Diecimo trae il nome dal fatto di essere posizionato al decimo miglio romano da Lucca, proprio alla confluenza del Rio Pedogna con il Serchio: in questo borgo s’incontra la Pieve di Santa Maria Assunta, capolavoro dell’arte romanica. La chiesa, il cui campanile e’ simile come struttura a quello del Duomo di Lucca, si presenta con la semplice facciata arricchita dal bassorilievo dell’architrave, con l’abside ornata da monofore disposte in ordine simmetrico, con l’interno a tre navate che custodisce opere di rilevante valore storico come le due statue di leone, la statua del profeta Isaia, il bassorilievo di un guerriero, il fonte battesimale dalla forma esagonale e un tabernacolo realizzato dalla bottega del Civitali.
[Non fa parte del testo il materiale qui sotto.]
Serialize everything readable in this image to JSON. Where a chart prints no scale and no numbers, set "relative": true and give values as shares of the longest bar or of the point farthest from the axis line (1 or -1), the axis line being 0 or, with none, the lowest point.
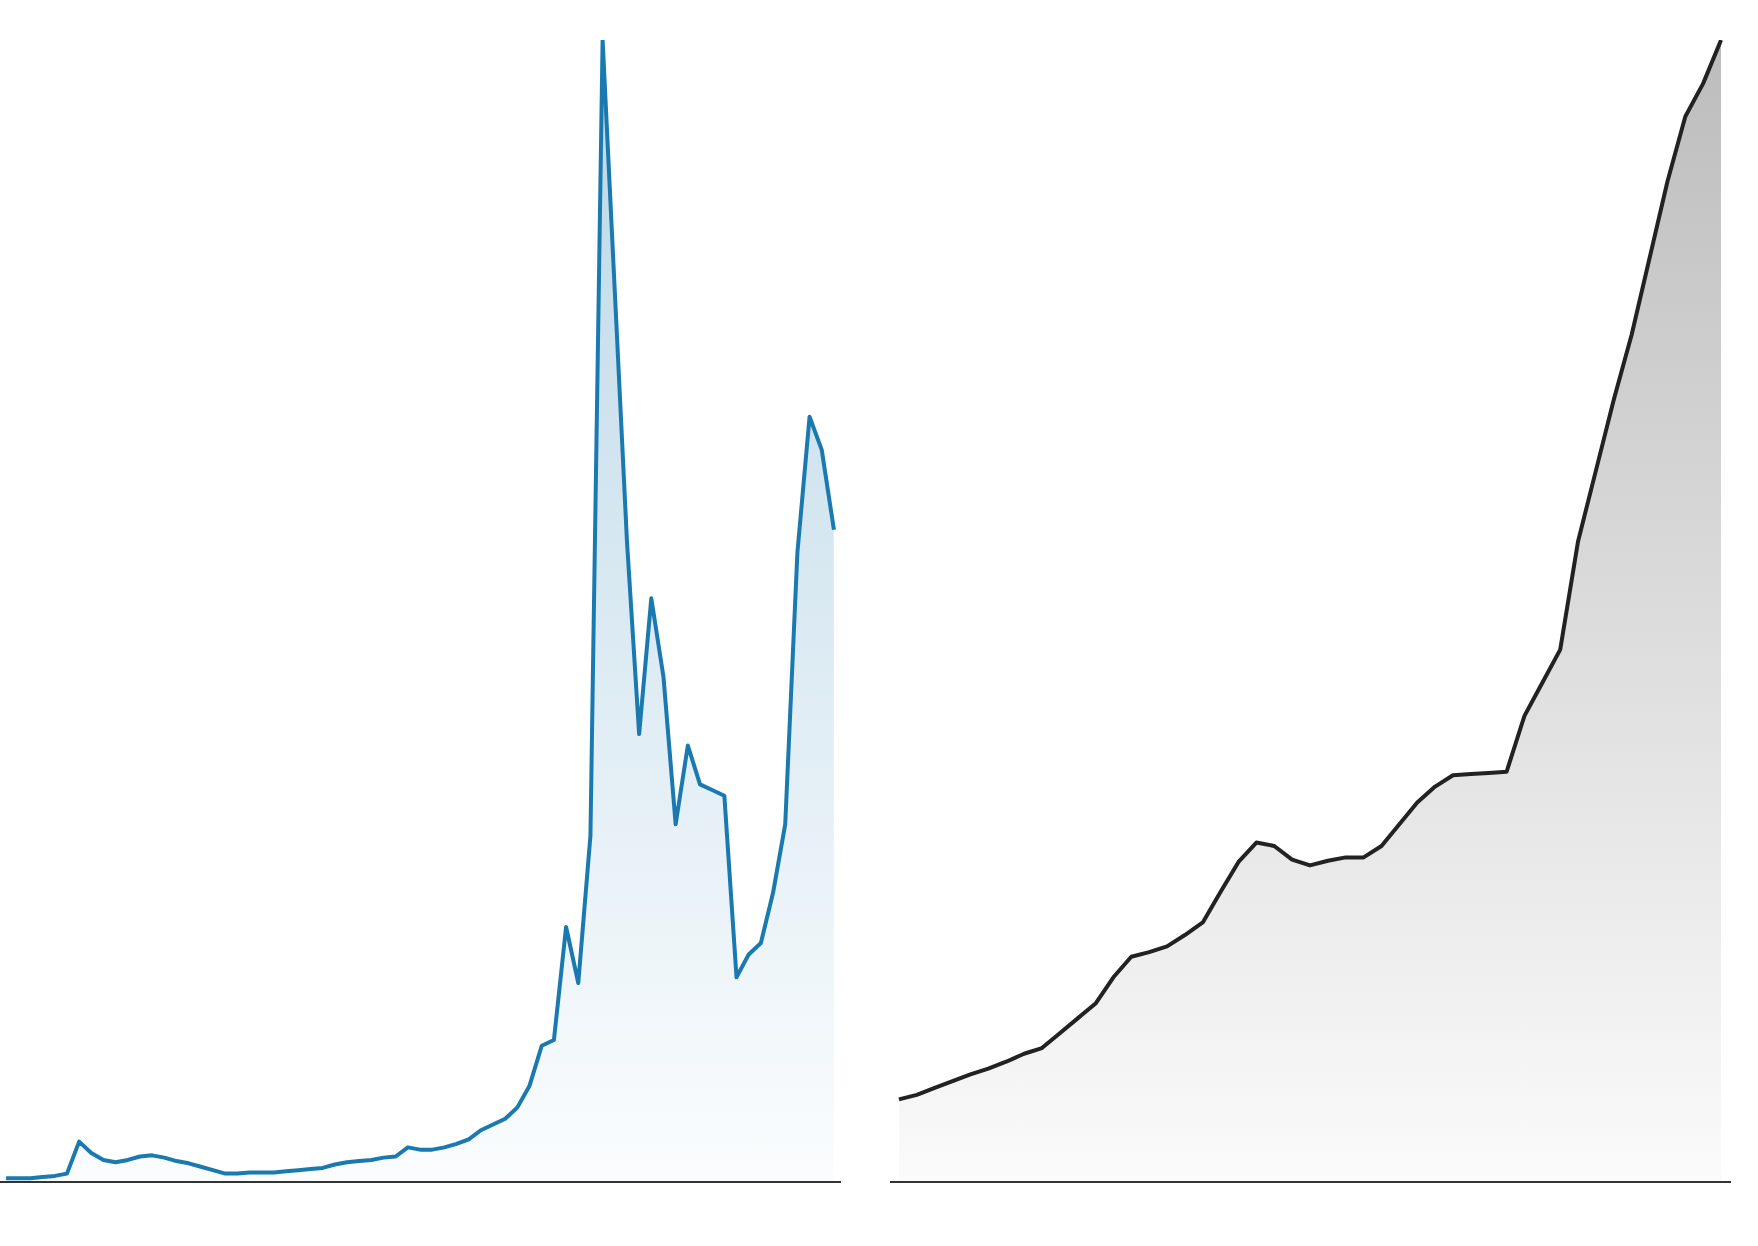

Attualmente dedicata solamente a Maria Assunta, ma anticamente anche ai Santi Gervasio e Protasio, compare per la prima volta in un documento del 919, ma le sue origini sono ben piu’ antiche: e’ una delle ventotto chiese fondate da San Frediano (il grande e famoso Vescovo di Lucca, vissuto nel VI secolo). Nel XII secolo, la Contessa Matilde di Canossa l’amplio’, trasformandola in chiesa a tre navate, facendo poggiare i suoi archi su colonne di marmo, a strisce bianche e nere (architettura tipica delle chiese Matildiane). La Pieve di Santa Maria Assunta e’ una delle poche chiese che hanno mantenuto nei secoli l’originale impianto medievale, la facciata e’ impreziosita da un architrave, un tralcio con figure umane, attribuibile a Biduino (XII sec.), scolpito con un tralcio agli estremi del quale si trovano due figure maschili delle quali quella di sinistra ha in mano una roncola; gli spazi tra le foglie sono riempiti con piccoli animali e faccine.